The defendant has assigned as error various rulings of the trial court on the admission of evidence and testimony, its conduct of the trial, and its denial of defendant's motion to correct the transcript. Dispositive of this appeal is the defendant's assignment of error in respect to the admission of the results of the chemical analysis of his blood for alcohol content.

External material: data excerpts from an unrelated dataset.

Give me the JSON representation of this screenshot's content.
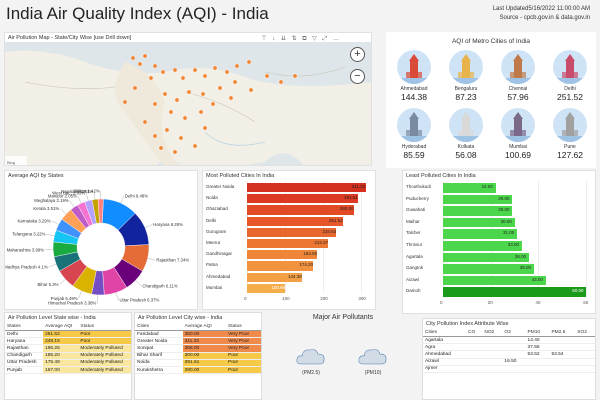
{
  "header": {
    "title": "India Air Quality Index (AQI) - India",
    "last_updated": "Last Updated5/16/2022 11:00:00 AM",
    "source": "Source - cpcb.gov.in & data.gov.in"
  },
  "map": {
    "title": "Air Pollution Map - State/City Wise [use Drill down]",
    "zoom_in": "+",
    "zoom_out": "−",
    "tools": "⊤ ↓ ⇊ ⇅ ⧉ ▽ ⤢ …"
  },
  "metro": {
    "title": "AQI of Metro Cities of India",
    "cities": [
      {
        "name": "Ahmedabad",
        "value": "144.38",
        "color": "#d94a38"
      },
      {
        "name": "Bengaluru",
        "value": "87.23",
        "color": "#e8b34a"
      },
      {
        "name": "Chennai",
        "value": "57.96",
        "color": "#c07a4a"
      },
      {
        "name": "Delhi",
        "value": "251.52",
        "color": "#c94b6b"
      },
      {
        "name": "Hyderabad",
        "value": "85.59",
        "color": "#7a8aa0"
      },
      {
        "name": "Kolkata",
        "value": "56.08",
        "color": "#d9d9d9"
      },
      {
        "name": "Mumbai",
        "value": "100.69",
        "color": "#7a6a8a"
      },
      {
        "name": "Pune",
        "value": "127.62",
        "color": "#a0a0a0"
      }
    ]
  },
  "donut_panel": {
    "title": "Average AQI by States",
    "chart_data": {
      "type": "pie",
      "labels": [
        {
          "text": "Delhi 9.48%",
          "side": "right"
        },
        {
          "text": "Haryana 9.28%",
          "side": "right"
        },
        {
          "text": "Rajasthan 7.34%",
          "side": "right"
        },
        {
          "text": "Chandigarh 6.11%",
          "side": "right"
        },
        {
          "text": "Uttar Pradesh 6.37%",
          "side": "right"
        },
        {
          "text": "Himachal Pradesh 3.38%",
          "side": "right"
        },
        {
          "text": "Punjab 5.49%",
          "side": "left"
        },
        {
          "text": "Bihar 5.3%",
          "side": "left"
        },
        {
          "text": "Madhya Pradesh 4.1%",
          "side": "left"
        },
        {
          "text": "Maharashtra 3.99%",
          "side": "left"
        },
        {
          "text": "Telangana 3.22%",
          "side": "left"
        },
        {
          "text": "Karnataka 3.29%",
          "side": "left"
        },
        {
          "text": "Kerala 3.51%",
          "side": "left"
        },
        {
          "text": "Meghalaya 2.19%",
          "side": "left"
        },
        {
          "text": "Manipur 2.05%",
          "side": "left"
        },
        {
          "text": "West Be... 2.03%",
          "side": "left"
        },
        {
          "text": "Nagaland 1.61%",
          "side": "left"
        },
        {
          "text": "Sikkim 1.42%",
          "side": "left"
        }
      ],
      "values": [
        9.48,
        9.28,
        7.34,
        6.11,
        6.37,
        3.38,
        5.49,
        5.3,
        4.1,
        3.99,
        3.22,
        3.29,
        3.51,
        2.19,
        2.05,
        2.03,
        1.61,
        1.42
      ],
      "colors": [
        "#118dff",
        "#12239e",
        "#e66c37",
        "#6b007b",
        "#e044a7",
        "#744ec2",
        "#d9b300",
        "#d64550",
        "#197278",
        "#1aab40",
        "#15c6f4",
        "#4092ff",
        "#ffa058",
        "#be5dc9",
        "#f472d0",
        "#b5a1ff",
        "#c4a200",
        "#ff8080"
      ]
    }
  },
  "most_panel": {
    "title": "Most Polluted Cities In India",
    "chart_data": {
      "type": "bar",
      "categories": [
        "Greater Noida",
        "Noida",
        "Ghaziabad",
        "Delhi",
        "Gurugram",
        "Meerut",
        "Gandhinagar",
        "Patna",
        "Ahmedabad",
        "Mumbai"
      ],
      "values": [
        311.33,
        291.61,
        280.0,
        251.52,
        234.63,
        213.37,
        184.5,
        174.2,
        144.38,
        100.69
      ],
      "labels": [
        "311.33",
        "291.61",
        "280.00",
        "251.52",
        "234.63",
        "213.37",
        "184.50",
        "174.20",
        "144.38",
        "100.69"
      ],
      "xticks": [
        "0",
        "100",
        "200",
        "300"
      ],
      "xlim": [
        0,
        320
      ]
    }
  },
  "least_panel": {
    "title": "Least Polluted Cities In India",
    "chart_data": {
      "type": "bar",
      "categories": [
        "Thoothukudi",
        "Puducherry",
        "Guwahati",
        "Maihar",
        "Talcher",
        "Thrissur",
        "Agartala",
        "Gangtok",
        "Aizawl",
        "Damoh"
      ],
      "values": [
        22.0,
        29.0,
        29.0,
        30.0,
        31.0,
        33.0,
        36.0,
        38.0,
        43.0,
        60.0
      ],
      "labels": [
        "22.00",
        "29.00",
        "29.00",
        "30.00",
        "31.00",
        "33.00",
        "36.00",
        "38.00",
        "43.00",
        "60.00"
      ],
      "xticks": [
        "0",
        "20",
        "40",
        "60"
      ],
      "xlim": [
        0,
        62
      ]
    }
  },
  "state_table": {
    "title": "Air Pollution Level State wise - India",
    "headers": [
      "States",
      "Average AQI",
      "Status"
    ],
    "rows": [
      [
        "Delhi",
        "251.52",
        "Poor"
      ],
      [
        "Haryana",
        "248.15",
        "Poor"
      ],
      [
        "Rajasthan",
        "196.25",
        "Moderately Polluted"
      ],
      [
        "Chandigarh",
        "185.20",
        "Moderately Polluted"
      ],
      [
        "Uttar Pradesh",
        "175.49",
        "Moderately Polluted"
      ],
      [
        "Punjab",
        "167.00",
        "Moderately Polluted"
      ]
    ]
  },
  "city_table": {
    "title": "Air Pollution Level City wise - India",
    "headers": [
      "Cities",
      "Average AQI",
      "Status"
    ],
    "rows": [
      [
        "Faridabad",
        "350.00",
        "Very Poor"
      ],
      [
        "Greater Noida",
        "311.33",
        "Very Poor"
      ],
      [
        "Sonipat",
        "306.00",
        "Very Poor"
      ],
      [
        "Bihar Sharif",
        "300.00",
        "Poor"
      ],
      [
        "Noida",
        "291.61",
        "Poor"
      ],
      [
        "Kurukshetra",
        "290.00",
        "Poor"
      ]
    ]
  },
  "pollutants": {
    "title": "Major Air Pollutants",
    "items": [
      "(PM2.5)",
      "(PM10)"
    ]
  },
  "attr_table": {
    "title": "City Pollution Index Attribute Wise",
    "headers": [
      "Cities",
      "CO",
      "NO2",
      "O3",
      "PM10",
      "PM2.5",
      "SO2"
    ],
    "rows": [
      [
        "Agartala",
        "",
        "",
        "",
        "14.40",
        "",
        ""
      ],
      [
        "Agra",
        "",
        "",
        "",
        "37.55",
        "",
        ""
      ],
      [
        "Ahmedabad",
        "",
        "",
        "",
        "53.52",
        "53.54",
        ""
      ],
      [
        "Aizawl",
        "",
        "",
        "16.50",
        "",
        "",
        ""
      ],
      [
        "Ajmer",
        "",
        "",
        "",
        "",
        "",
        ""
      ]
    ]
  },
  "status_colors": {
    "Poor": "#f7c948",
    "Very Poor": "#f08a4b",
    "Moderately Polluted": "#f9e79f"
  }
}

Simply put, the statutory conditions precedent for admission of the test results, as outlined in § 14-227a of the General Statutes, were not complied with. Since the word 'test' in the context of that statute refers to the chemical analysis of a sample of blood and not to a series of samples from different individuals, we conclude that the procedure used in testing the sample, as testified to by the chief state toxicologist, and as reported by him in state's exhibit C, did not satisfy the requirement of subsection 14-227a(b) (4) that the device used for testing the sample be checked for accuracy by the operator thereof immediately after the test.

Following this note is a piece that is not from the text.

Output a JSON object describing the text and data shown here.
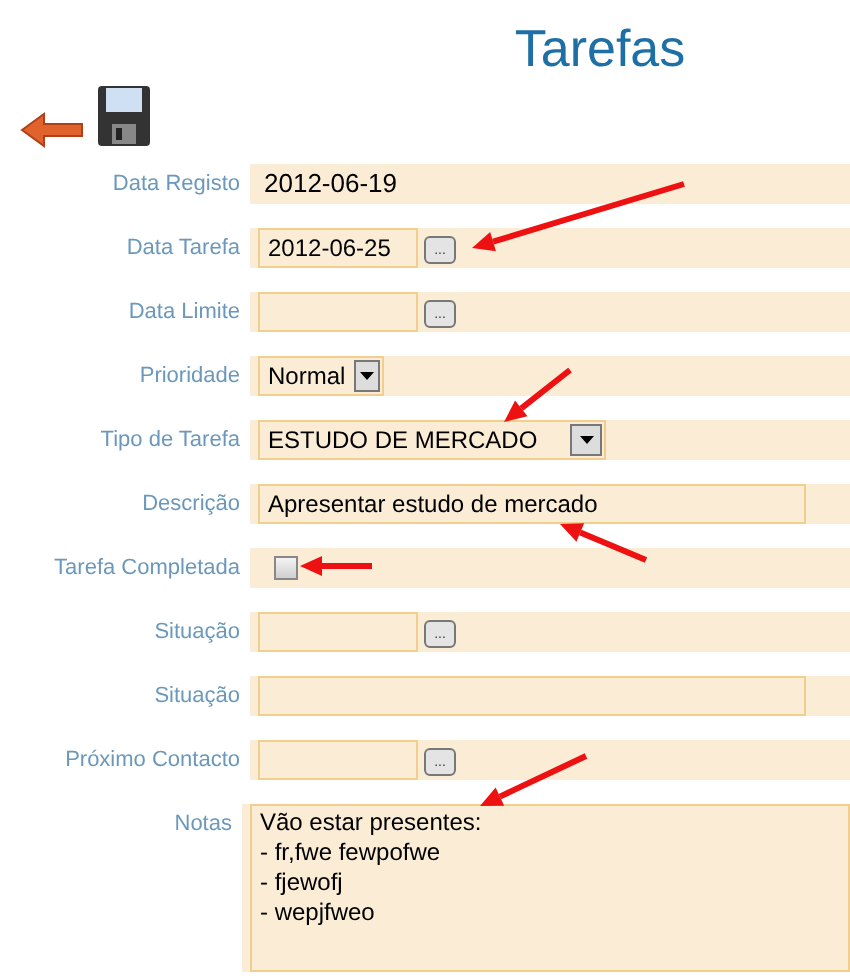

In 2 Erwin, Defense of Drunk Driving Cases § 28.06 (3d Ed. 1971), Connecticut's requirement that the testing device be checked for accuracy immediately after the test is discussed as an exception to the general rule that state chemical test legislation does not set forth the exact methods or techniques to be followed. Our statutory requirement is clear and cannot be ignored. The plain words of the statute itself, as well as the reasoning in State v. Blanchard, 6 Conn.Cir. 303, 271 A.2d 860, show that subsection (b) of § 14-227a refers to statutory conditions precedent to the introduction of such evidence in a criminal prosecution. The Appellate Division of the Circuit Court in State v. Novotasky, 5 Conn.Cir.Ct. 326, 330, 251 A.2d 189, 192 pointed out that
The word immediately '(w)here used in connection with human conduct, as in the case of a requirement that a certain thing shall be done immediately, . . . is generally held to require that the act shall be performed, not instantly, but without unreasonable delay having regard to the nature of the thing to be done.' O'Brien v. Wise & Upson Co., 108 Conn. 309, 312, 143 A. 155, 156; L. & E. Wertheimer, Inc. v. Wehle-Hartford Co., 126 Conn. 30, 34, 9 A.2d 279. The use of the word in the instant statute...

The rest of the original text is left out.